In dem Fall ging es um die Frage, welche Bedeutung der insolvenzrechtlichen Überschuldung für den Gläubigerbenachteiligungsvorsatz des Schuldners und die Kenntnis des Anfechtungsgegners von diesem Vorsatz zukommt. Die Karlsruher Richter stellten zunächst klar, dass die insolvenzrechtliche Überschuldung insoweit ein eigenständiges Beweisanzeichen darstellt. Seine Stärke hängt davon ab, mit welcher Wahrscheinlichkeit die Überschuldung den Eintritt der Zahlungsunfähigkeit des Schuldners erwarten lässt und wann der Eintritt bevorsteht. Insolvenzrechtlich überschuldet ist ein Rechtsträger, der nicht über ausreichend Vermögen verfügt, um seine bestehenden Verbindlichkeiten zu decken. Hinzutreten muss, dass die Fortführung des Unternehmens bis zum Ende eines zwölfmonatigen Prognosezeitraums nicht überwiegend wahrscheinlich ist.
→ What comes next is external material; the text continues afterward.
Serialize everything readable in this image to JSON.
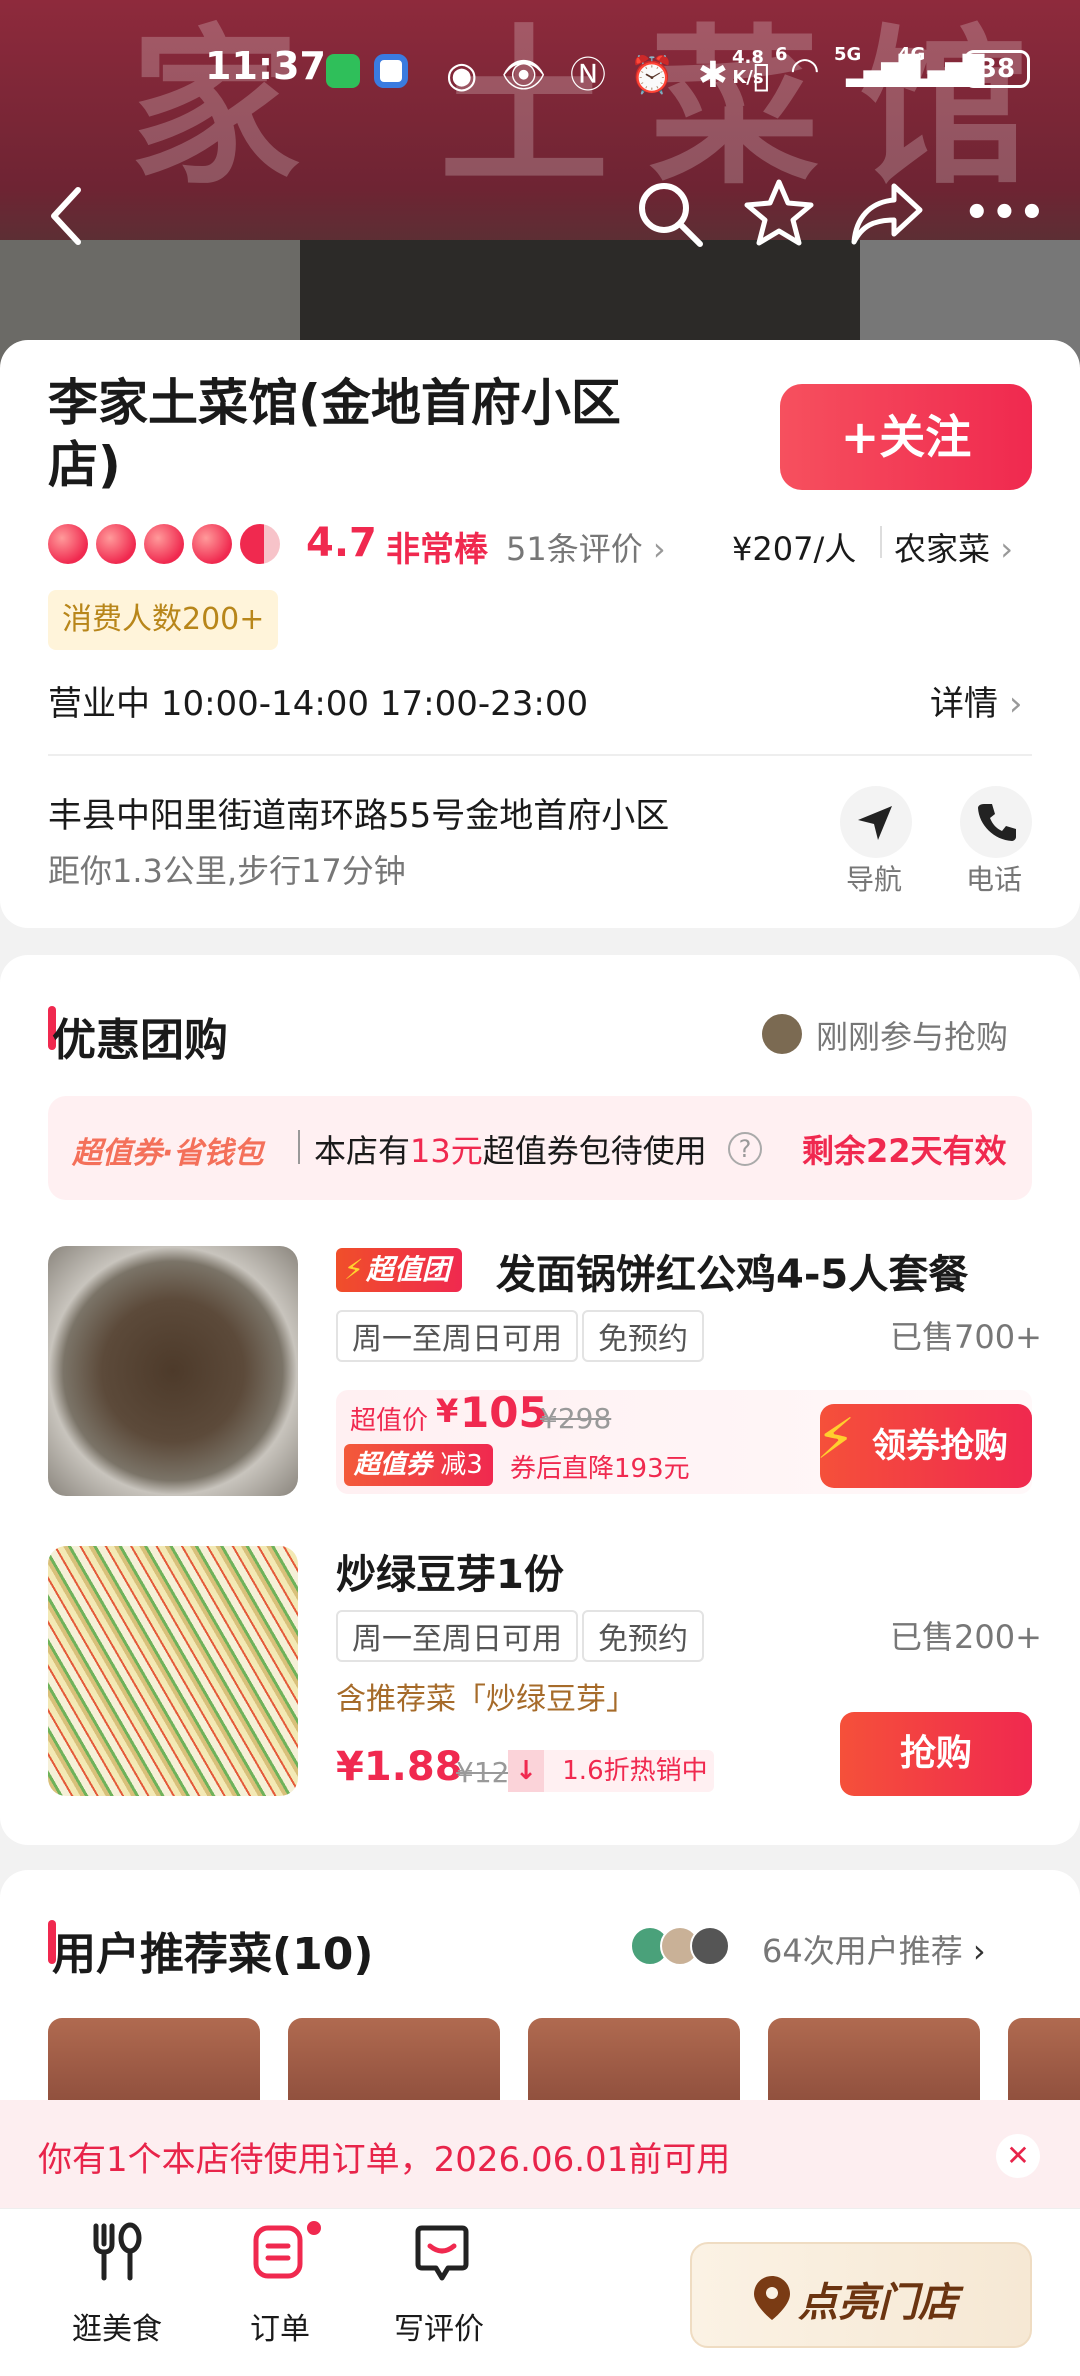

Eine negative Fortführungsprognose ist nach dem späteren Eintritt der Zahlungsunfähigkeit wahrscheinlich. Die Zahlungsunfähigkeit kann unmittelbar bevorstehen, sie kann aber auch erst am Rande des Prognosezeitraums eintreten. Es bedarf daher zusätzlicher, in der Art und Weise der Rechtshandlung liegender Umstände, um den Gläubigerbenachteiligungsvorsatz des Schuldners zu begründen. Mit Blick auf die Kenntnis des Anfechtungsgegners würde es nicht genügen, dass der Gläubiger, hier das Finanzamt, weiß, dass der Schuldner bilanziell überschuldet ist. Für die Annahme einer Überschuldung fehlt es nämlich an einer gesetzlichen Vermutung, weshalb der nach § 133 Abs. 1 InsO anfechtende Insolvenzverwalter den Eintritt der insolvenzrechtlichen Überschuldung voll beweisen muss.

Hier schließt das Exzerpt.